Prime Minister, the Most Hon. Andrew Holness, said Mr. Cooper’s “intellectual leadership and artistic integrity have given instrumental foundation” to his many students.

“Many hold him in high esteem, but more importantly great affection,” said Mr. Holness.

The Prime Minister hailed Mr. Cooper for his contribution to Jamaica and to the nation’s culture.

Meanwhile, the Governor-General said the award represented “service rendered that enhanced the quality of life and demonstrated significant contributions to Jamaica”.

He expressed the hope that the award will be a symbol for persons to become more civic-minded.

Speaking to JIS News following the investiture ceremony, wife of Mr.

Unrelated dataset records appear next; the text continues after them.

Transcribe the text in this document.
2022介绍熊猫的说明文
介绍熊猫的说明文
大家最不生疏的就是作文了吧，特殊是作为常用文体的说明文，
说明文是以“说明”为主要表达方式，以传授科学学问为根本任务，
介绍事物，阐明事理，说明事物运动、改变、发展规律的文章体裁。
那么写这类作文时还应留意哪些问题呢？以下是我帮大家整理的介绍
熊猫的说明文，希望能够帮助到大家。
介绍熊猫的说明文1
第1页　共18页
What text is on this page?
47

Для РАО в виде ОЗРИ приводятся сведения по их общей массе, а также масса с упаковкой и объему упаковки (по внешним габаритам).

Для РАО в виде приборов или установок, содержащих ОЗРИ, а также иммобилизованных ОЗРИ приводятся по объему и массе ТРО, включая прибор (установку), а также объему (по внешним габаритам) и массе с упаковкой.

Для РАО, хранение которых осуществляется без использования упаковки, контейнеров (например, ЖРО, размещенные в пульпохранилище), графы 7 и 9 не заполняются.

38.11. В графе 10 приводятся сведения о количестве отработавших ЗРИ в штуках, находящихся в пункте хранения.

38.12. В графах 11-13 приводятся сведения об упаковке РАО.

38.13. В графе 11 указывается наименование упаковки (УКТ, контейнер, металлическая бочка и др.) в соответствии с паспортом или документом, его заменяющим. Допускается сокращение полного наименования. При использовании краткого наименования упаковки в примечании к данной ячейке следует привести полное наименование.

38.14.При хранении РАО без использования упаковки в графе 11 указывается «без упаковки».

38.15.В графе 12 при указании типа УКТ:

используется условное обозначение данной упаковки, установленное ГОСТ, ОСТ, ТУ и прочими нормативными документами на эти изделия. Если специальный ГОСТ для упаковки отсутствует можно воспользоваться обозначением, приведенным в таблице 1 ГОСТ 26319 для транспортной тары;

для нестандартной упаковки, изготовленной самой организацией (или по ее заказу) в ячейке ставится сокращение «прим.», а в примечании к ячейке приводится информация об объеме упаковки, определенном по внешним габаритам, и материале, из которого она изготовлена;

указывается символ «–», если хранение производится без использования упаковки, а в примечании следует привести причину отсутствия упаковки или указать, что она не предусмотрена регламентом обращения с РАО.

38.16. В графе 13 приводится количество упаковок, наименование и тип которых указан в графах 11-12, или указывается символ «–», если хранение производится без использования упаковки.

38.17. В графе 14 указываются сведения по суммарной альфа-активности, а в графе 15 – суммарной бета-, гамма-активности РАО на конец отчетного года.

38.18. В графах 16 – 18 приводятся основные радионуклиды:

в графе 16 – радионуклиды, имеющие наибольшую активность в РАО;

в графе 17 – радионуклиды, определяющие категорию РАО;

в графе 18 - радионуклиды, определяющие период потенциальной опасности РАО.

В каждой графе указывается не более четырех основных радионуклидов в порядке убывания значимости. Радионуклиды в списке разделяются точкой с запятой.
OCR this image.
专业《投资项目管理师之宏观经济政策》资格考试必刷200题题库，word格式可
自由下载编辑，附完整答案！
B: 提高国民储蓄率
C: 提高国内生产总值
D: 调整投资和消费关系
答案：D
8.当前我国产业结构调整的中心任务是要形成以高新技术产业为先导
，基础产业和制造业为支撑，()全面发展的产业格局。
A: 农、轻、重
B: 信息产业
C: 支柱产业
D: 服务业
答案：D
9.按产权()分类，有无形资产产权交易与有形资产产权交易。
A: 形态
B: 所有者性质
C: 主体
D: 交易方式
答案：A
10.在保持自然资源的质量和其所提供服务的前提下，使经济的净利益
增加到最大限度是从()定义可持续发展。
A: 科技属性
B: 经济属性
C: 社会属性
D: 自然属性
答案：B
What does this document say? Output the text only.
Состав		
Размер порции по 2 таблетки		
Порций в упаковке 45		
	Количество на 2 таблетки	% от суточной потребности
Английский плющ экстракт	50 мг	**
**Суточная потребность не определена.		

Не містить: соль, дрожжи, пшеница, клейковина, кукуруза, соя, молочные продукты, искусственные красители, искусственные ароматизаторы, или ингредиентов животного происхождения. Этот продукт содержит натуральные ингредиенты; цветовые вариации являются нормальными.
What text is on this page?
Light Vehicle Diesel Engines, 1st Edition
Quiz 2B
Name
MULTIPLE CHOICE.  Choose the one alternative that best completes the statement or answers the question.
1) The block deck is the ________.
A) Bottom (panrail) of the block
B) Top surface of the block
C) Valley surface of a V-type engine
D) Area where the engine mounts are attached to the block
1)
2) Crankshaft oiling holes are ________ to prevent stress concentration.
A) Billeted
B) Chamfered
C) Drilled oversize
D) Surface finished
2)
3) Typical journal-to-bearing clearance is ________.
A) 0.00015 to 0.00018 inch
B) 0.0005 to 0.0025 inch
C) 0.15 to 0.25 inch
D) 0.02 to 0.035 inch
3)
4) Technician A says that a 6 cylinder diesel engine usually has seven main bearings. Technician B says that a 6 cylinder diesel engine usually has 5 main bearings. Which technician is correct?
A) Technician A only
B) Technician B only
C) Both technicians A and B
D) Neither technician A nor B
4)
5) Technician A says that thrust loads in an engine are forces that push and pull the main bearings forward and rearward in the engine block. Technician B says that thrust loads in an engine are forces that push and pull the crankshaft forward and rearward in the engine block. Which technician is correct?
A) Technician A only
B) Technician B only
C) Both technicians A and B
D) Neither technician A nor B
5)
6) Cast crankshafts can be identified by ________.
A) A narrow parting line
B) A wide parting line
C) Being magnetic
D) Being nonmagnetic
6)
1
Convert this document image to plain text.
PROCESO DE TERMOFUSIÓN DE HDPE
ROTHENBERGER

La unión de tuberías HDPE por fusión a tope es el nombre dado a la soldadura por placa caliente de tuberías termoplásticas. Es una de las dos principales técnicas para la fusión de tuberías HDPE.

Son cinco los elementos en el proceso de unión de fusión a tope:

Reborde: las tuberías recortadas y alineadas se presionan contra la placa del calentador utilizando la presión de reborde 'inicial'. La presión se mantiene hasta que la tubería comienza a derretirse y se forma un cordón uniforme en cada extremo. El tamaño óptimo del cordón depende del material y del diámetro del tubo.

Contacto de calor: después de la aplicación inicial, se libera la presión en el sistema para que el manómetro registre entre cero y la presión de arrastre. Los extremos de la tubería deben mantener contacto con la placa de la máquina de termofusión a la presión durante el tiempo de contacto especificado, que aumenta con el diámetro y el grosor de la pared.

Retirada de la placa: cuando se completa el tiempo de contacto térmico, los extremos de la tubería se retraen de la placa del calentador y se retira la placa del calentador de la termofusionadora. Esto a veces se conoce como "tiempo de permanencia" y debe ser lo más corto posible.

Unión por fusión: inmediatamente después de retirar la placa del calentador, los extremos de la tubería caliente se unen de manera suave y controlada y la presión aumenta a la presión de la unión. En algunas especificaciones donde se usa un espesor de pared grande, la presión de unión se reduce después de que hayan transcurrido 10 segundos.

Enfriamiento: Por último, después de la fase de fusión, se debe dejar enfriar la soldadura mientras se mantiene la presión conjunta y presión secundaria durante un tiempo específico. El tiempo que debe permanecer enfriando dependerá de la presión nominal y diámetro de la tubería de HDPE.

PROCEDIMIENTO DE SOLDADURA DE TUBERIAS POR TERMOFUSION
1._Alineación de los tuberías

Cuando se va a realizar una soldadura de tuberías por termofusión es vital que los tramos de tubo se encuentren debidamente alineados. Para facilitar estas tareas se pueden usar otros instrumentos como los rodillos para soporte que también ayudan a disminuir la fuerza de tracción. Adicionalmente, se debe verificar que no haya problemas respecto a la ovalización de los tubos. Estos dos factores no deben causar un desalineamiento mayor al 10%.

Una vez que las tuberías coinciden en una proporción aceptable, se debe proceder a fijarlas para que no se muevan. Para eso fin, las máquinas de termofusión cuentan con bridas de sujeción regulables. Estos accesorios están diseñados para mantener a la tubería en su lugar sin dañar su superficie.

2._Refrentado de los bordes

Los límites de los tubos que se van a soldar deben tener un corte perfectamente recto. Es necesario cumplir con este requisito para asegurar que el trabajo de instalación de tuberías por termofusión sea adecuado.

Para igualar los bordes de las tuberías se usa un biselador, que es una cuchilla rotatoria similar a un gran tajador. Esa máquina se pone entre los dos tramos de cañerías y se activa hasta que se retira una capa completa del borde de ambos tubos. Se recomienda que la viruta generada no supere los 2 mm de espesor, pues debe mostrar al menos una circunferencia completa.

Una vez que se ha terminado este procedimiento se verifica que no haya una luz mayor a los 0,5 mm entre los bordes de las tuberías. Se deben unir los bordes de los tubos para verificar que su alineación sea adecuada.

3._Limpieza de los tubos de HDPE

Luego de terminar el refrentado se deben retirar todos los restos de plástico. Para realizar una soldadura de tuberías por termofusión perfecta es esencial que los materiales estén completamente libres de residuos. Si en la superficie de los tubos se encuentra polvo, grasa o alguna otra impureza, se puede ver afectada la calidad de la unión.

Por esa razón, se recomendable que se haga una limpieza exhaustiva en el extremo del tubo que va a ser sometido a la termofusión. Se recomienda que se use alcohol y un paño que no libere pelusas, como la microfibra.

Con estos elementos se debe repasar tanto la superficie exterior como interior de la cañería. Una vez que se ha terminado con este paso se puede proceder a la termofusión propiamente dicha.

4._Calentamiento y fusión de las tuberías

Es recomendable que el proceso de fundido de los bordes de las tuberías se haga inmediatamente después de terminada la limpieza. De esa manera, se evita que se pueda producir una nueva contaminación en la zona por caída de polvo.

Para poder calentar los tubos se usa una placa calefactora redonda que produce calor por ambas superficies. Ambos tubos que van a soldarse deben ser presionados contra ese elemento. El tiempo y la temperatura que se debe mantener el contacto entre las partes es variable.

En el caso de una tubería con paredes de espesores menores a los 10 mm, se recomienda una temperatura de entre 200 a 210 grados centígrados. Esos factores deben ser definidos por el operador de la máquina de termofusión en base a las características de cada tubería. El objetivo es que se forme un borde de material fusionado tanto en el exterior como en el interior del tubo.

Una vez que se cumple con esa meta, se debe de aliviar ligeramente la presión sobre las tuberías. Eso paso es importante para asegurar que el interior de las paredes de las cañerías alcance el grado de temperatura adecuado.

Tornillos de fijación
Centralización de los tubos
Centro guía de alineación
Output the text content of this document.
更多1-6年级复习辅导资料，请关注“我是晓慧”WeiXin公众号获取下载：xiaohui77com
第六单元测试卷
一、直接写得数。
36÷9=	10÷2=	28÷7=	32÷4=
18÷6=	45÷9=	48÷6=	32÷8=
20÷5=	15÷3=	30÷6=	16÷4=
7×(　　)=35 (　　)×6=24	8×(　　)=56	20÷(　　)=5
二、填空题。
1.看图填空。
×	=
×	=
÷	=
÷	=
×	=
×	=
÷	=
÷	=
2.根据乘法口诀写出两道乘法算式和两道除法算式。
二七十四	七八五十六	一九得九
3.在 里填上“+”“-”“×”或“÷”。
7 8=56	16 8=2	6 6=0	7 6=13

Cooper, Rose Bennett Cooper, said the award was special to her husband.

“When he arrived and saw all his friends, he became teary-eyed. I know that for him this is a significant milestone. This has made him a very happy person,” she said.

Mr. Cooper was one of the first students to graduate from the Jamaica School of Art, now the Edna Manley College of the Visual and Performing Arts, in 1966.

During this time, he was taught by artists such as Barrington Watson and Albert Huie.

Over the years, Mr. Cooper gravitated to a style of painting known as expressive realism.

Outside of art, he was awarded a scholarship by the Government of Jamaica to study music in New York.

He attended the Art Students League of New York and studied under the African-American abstract expressionist Norman Lewis, whose paintings were influenced by music as well as the aesthetic legacy of the Harlem Renaissance.